E-service architectures have recently captured a lot of interest among researchers and developers. Among other issues, it is a well recognized challenge that some important architectural layers are yet to be developed and finalized (Ferris and Farrell 2003). The architecture we propose has some advantages. First, it grows out of real applications and provides a solution to real healthcare problems. Second, it refines other related architectures (see, e.g., Hagel and Brown 2001). It re-defines the service grid layer and application layer and allows for embedding the layers along with resource layer consistently into other existing models. It also refines the protocol layer into a finer architecture of four sub layers and shows how these sub layers support each other and support higher layers of the architecture. Third, our architecture bridges the gap in existing technologies and identifies several important but yet missing protocols to be developed or modified. For example, the vision of personal information nodes and the need for the privacy control lead to the need for the PCP that provides functionalities well beyond P3P currently under development. Similarly, many protocols and standards at the resource grid and application services layers are important but missing.

7 Conclusion

This paper proposed an integrated framework, consisting of distributed function grids and data grids and centralized application services, for implementing electronic medical records. It proposed layered implementation architecture and developed a prototype system as a proof of concept.

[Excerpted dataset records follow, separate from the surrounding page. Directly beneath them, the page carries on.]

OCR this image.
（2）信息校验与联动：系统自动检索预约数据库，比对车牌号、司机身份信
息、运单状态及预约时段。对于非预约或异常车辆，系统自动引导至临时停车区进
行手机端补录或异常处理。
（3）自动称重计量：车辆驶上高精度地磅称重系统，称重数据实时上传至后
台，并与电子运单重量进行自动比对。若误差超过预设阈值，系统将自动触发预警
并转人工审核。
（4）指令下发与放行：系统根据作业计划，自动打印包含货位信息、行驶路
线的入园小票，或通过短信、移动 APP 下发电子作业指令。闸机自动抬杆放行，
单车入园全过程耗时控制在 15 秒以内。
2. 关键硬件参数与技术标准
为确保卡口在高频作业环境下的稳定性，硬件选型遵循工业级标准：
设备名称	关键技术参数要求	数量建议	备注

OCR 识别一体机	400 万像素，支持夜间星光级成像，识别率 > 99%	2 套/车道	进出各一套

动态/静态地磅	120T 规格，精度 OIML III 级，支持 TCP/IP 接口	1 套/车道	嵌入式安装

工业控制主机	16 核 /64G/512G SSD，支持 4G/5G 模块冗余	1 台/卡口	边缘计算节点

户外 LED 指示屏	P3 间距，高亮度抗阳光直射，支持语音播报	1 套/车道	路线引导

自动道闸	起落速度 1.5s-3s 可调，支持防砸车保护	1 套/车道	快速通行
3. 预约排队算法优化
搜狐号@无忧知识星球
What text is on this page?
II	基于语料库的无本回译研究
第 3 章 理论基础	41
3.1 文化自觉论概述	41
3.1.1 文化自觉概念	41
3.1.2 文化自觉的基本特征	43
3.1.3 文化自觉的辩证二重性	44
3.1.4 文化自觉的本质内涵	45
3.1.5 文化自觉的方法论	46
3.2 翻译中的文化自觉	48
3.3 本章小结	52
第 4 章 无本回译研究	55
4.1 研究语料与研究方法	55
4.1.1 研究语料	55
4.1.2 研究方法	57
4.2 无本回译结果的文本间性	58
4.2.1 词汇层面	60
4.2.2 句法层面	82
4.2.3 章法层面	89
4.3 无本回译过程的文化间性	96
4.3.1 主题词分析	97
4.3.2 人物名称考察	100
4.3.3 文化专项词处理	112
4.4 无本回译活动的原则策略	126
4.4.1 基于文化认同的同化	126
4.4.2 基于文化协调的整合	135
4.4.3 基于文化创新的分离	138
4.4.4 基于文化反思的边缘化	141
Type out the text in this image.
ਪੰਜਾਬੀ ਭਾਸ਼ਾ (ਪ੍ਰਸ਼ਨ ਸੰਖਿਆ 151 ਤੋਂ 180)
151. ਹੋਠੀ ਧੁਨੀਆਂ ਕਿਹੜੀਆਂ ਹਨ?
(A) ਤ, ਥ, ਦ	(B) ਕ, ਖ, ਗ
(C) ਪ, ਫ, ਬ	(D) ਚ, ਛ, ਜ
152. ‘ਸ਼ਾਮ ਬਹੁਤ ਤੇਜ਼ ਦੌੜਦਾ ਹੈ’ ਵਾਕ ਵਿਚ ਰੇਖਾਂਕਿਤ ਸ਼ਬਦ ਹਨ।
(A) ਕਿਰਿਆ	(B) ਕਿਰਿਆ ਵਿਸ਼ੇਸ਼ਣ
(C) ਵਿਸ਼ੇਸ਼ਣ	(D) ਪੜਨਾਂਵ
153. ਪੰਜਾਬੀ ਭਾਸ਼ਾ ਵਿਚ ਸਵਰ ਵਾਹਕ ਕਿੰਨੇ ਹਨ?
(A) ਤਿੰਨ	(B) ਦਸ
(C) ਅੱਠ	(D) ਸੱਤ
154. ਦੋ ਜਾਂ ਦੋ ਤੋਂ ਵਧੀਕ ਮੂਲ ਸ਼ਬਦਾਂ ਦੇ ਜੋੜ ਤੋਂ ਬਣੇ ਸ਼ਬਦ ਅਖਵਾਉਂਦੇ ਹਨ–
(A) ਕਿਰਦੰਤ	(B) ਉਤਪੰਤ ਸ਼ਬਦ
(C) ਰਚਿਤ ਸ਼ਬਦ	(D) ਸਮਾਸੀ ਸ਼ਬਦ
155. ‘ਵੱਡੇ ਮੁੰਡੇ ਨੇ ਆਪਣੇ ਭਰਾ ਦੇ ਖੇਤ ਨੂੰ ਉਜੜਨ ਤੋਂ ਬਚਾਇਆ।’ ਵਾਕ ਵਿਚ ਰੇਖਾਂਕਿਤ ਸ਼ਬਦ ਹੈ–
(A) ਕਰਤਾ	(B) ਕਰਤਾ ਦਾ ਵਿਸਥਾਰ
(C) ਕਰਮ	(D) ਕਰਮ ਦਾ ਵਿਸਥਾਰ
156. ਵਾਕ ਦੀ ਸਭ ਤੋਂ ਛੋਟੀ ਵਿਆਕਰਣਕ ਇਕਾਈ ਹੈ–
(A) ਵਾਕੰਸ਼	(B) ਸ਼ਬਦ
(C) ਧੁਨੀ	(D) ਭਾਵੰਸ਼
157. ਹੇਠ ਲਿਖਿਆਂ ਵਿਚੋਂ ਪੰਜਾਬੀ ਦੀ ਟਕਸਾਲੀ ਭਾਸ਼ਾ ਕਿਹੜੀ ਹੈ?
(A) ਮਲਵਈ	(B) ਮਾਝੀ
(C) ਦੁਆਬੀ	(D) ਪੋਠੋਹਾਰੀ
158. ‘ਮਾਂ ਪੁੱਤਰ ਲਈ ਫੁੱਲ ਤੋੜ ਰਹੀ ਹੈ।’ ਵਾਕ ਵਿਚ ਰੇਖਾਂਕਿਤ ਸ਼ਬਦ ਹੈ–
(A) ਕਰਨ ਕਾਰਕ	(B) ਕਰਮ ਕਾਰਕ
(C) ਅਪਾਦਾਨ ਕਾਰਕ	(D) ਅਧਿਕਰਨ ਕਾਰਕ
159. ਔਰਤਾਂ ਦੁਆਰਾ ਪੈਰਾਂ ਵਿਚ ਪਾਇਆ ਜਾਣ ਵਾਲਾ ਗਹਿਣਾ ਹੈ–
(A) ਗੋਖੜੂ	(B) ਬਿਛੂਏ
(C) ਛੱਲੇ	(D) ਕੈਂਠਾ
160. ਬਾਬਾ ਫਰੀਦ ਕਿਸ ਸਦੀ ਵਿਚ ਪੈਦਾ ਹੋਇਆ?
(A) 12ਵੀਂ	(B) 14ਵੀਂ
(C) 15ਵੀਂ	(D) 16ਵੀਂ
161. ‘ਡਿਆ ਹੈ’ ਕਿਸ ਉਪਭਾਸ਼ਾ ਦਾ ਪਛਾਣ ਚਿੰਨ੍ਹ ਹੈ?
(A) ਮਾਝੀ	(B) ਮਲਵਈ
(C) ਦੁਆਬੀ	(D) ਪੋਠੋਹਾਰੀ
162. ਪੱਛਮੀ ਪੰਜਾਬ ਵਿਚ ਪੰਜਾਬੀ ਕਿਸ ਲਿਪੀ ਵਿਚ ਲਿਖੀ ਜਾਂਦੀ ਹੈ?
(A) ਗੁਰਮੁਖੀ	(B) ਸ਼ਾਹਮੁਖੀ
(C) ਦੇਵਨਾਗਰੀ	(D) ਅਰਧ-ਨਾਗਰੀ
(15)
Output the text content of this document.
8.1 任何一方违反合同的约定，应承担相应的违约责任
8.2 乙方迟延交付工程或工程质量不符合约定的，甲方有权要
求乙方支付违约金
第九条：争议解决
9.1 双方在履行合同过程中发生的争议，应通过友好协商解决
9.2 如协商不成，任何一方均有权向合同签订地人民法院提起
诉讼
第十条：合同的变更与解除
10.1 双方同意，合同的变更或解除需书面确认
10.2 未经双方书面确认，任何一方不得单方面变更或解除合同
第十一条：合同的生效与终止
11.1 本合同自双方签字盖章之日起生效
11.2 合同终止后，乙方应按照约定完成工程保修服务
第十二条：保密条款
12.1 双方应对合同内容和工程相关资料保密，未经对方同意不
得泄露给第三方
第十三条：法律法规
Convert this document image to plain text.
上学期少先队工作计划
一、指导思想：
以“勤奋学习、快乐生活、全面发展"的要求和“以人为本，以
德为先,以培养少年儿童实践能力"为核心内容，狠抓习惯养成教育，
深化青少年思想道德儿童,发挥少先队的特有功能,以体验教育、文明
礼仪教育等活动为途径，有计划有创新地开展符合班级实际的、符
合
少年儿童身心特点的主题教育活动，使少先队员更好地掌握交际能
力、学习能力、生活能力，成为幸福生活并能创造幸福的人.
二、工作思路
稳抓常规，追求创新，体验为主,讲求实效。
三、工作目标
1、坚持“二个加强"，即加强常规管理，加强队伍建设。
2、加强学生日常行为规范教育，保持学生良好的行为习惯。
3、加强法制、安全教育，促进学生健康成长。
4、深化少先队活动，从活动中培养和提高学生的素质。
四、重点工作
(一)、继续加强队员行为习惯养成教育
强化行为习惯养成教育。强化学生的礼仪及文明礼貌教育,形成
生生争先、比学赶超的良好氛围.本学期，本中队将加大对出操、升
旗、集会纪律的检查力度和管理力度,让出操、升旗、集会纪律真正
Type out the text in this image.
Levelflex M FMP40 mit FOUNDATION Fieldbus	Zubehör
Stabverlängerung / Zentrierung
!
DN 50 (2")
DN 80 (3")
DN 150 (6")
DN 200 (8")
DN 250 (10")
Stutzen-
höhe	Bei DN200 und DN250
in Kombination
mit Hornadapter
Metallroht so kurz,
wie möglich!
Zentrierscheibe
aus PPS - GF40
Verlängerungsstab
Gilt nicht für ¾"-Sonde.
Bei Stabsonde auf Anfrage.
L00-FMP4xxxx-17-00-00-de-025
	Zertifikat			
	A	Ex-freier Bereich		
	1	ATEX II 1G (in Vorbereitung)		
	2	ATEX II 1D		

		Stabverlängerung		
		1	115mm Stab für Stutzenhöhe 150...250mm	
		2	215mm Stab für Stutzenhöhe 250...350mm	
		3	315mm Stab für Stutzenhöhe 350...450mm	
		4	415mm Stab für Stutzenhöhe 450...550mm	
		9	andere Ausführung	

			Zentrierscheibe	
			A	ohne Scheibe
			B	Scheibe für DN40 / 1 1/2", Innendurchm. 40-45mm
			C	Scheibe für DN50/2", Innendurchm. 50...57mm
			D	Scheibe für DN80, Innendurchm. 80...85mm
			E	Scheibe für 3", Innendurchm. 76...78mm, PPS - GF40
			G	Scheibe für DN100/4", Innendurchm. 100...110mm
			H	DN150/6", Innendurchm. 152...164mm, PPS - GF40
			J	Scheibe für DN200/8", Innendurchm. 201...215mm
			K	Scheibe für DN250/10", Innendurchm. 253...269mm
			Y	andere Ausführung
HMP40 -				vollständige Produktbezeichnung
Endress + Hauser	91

The separation of data and functions, the compromise between distribution and centralization, and the division of layers and sub-layers bring in one key benefit. That is, our solution is incremental and allows an evolutionary path to an ambitious vision of interoperability and substitutability, as opposed to other existing projects that take all-or-none approaches.

This study has several implications to healthcare organizations. First, due to open standards, there is no cost of entry or exit. Our approach is the least disruptive to existing practice. Clinics can choose their own pace and scope and gradually join the grids. While migrating to the service grids, they can continue to use their legacy systems and processes. While digitizing medical records, they still have access to their paper-based records besides a wealth of patient information already on the data grids. Second, our approach fits organizations of various sizes. Small clinics may choose to outsource their EMR services to application service providers while big corporations may find it more cost effective to subscribe to web services. Third, due to the separation of services and data, all application service and web services will share the same data and thus interoperability and substitutability problem vanishes in our strategy. This has an important implication to switching service providers. Due to the separation, data is no longer locked by any third party supplier. This allows clinics to switch to different suppliers with no or minimal interruption to their daily operations. In short, the typical issues associated with net outsourcing (Kern et al. 2002) disappear.

This study also has implications to design science, which aims to create and evaluate IT artifacts (i.e. software, formal logic, mathematics, etc.) by employing quantitative and technical approaches to solve problems in organizations and management (Hevner et al. 2004). Design science lies in the problem solving paradigm (Simon 1996), in which problem understanding and knowledge seeking is achieved through construction and application of design artifacts. Unlike the routine system building in which the existing knowledge is applied to a known problem, the goal of design science is to discover innovative ways to address unsolved problems and contribute to the existing knowledge base (Nunamaker et al. 1991). The development of EMR requires innovation strategies and creative prototypes, and this research provided an example of following the general guidelines and evaluations of design science (Hevner et al. 2004). The insights gained from this research have significant impacts for both the design and marketing of EMR systems from vendors as well as EMR adoption and development of successful implementation strategies from physicians and patients.